The process is neither linear nor predictable and outcomes are never guaranteed. In addition, because of global macroeconomic conditions, investors are unwilling to gamble on unproven technologies in a more hostile regulatory and legal environment. Consequently, commercializing bioscience discoveries is becoming more and more difficult. However, innovators still thrive.

Where are some of these exciting business opportunities for bioentrepreneurs?

An initial understanding of the changes happening in US healthcare is the first step in identifying potential market opportunities.
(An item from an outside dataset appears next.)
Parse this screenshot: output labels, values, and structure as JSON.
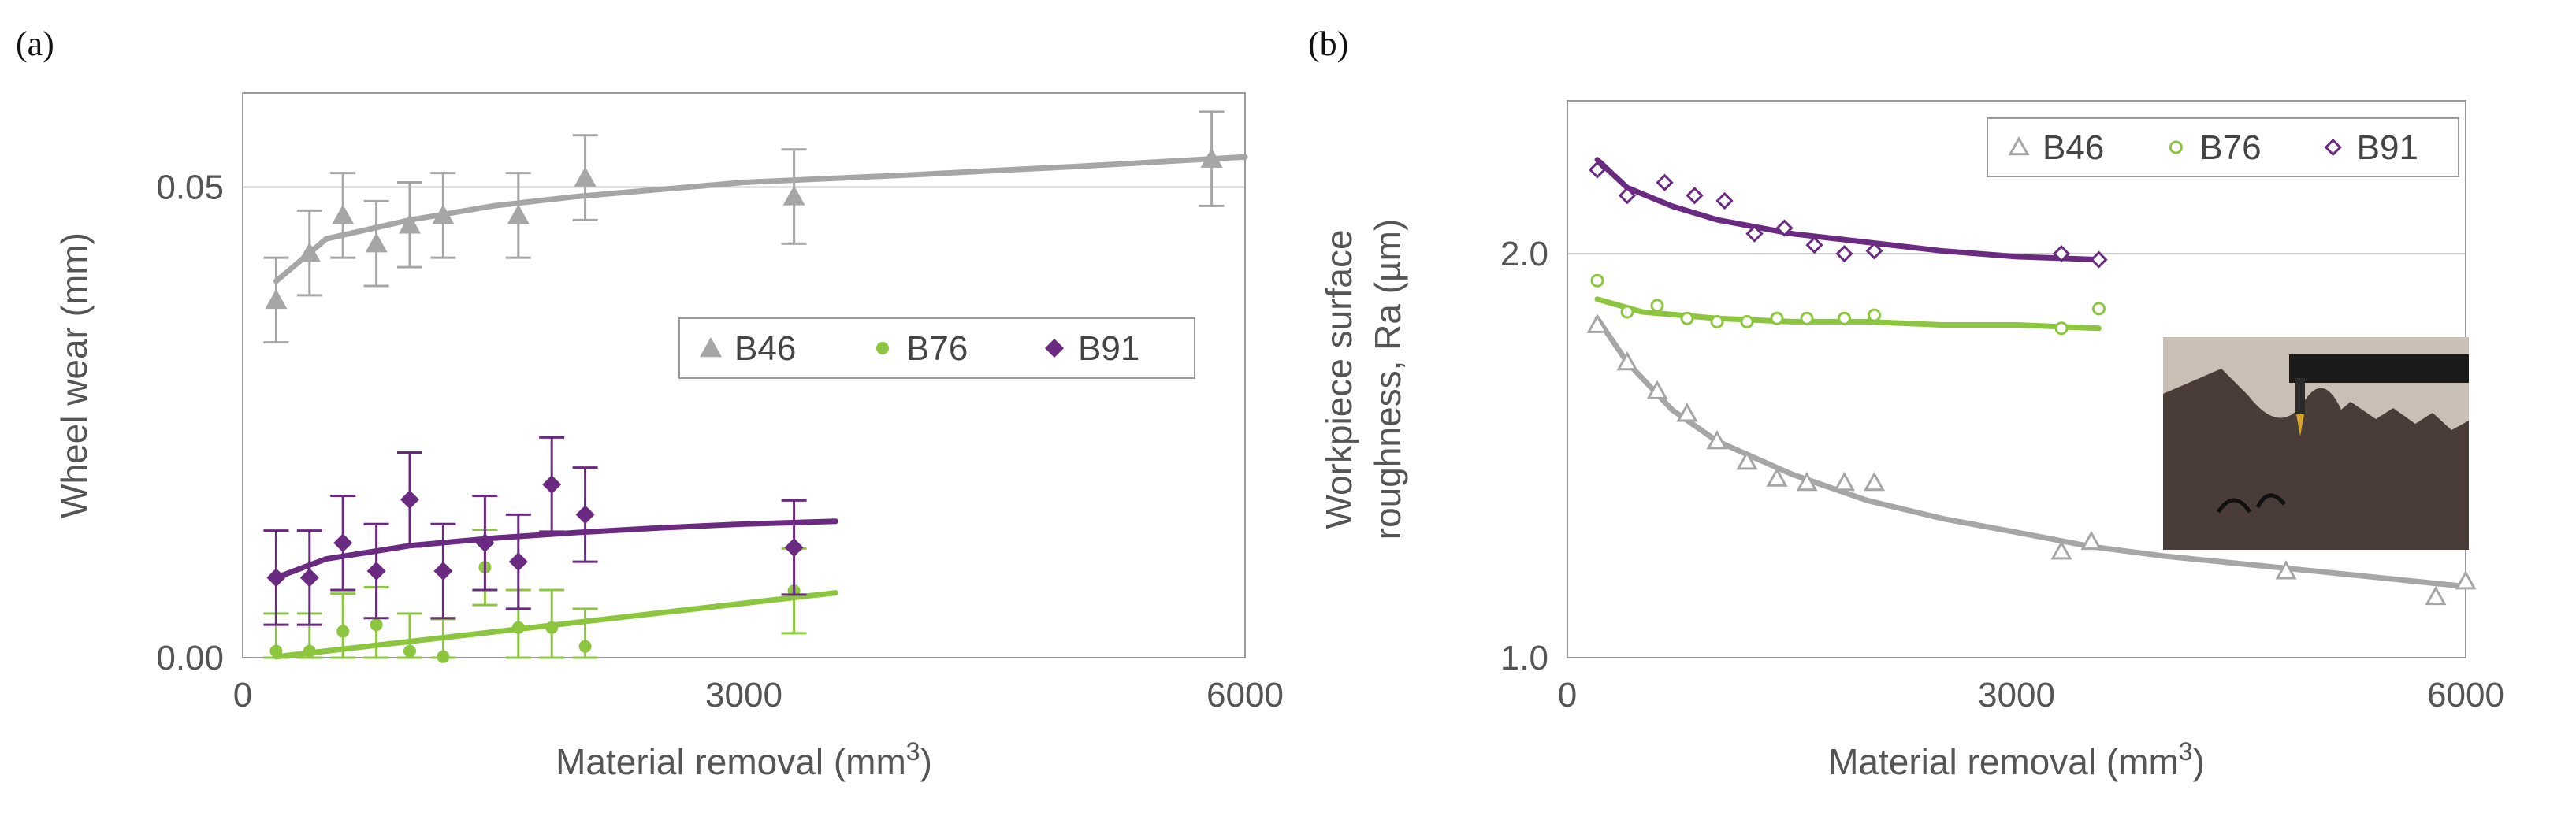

1. Major and continual health care policy reforms

2. Migration away from fee-for-service payment

3. Consumerization, commoditization, internationalization, customization, and digitization of care

4. Changing from a sick care system to a preventive and wellness system

5. Defined benefit to defined contribution health insurance coverage

6. Rightsizing the health care workforce

7. Do-it-yourself medicine (DIY)

8. Mobile and digical (physical and digital) care delivery models

9. The growth of employed physicians

10. Innovation management systems and increasing attention to health entrepreneurship

11. Increasing demand for high-touch care

12. Increasing discontinuity of care

The global health care and biomedical research and development landscape is changing quickly. All of these changes present biomedical and health care entrepreneurs opportunities to create new products, services, models, and platforms. Patients are taking more control of funding and contributing to basic and clinical research using the Internet and social media, and the Internet and social media continues to play a bigger and bigger role in health care marketing and delivery.

The opportunities in health entrepreneurship are sizeable and physician entrepreneurs are increasing well positioned to capitalize on them.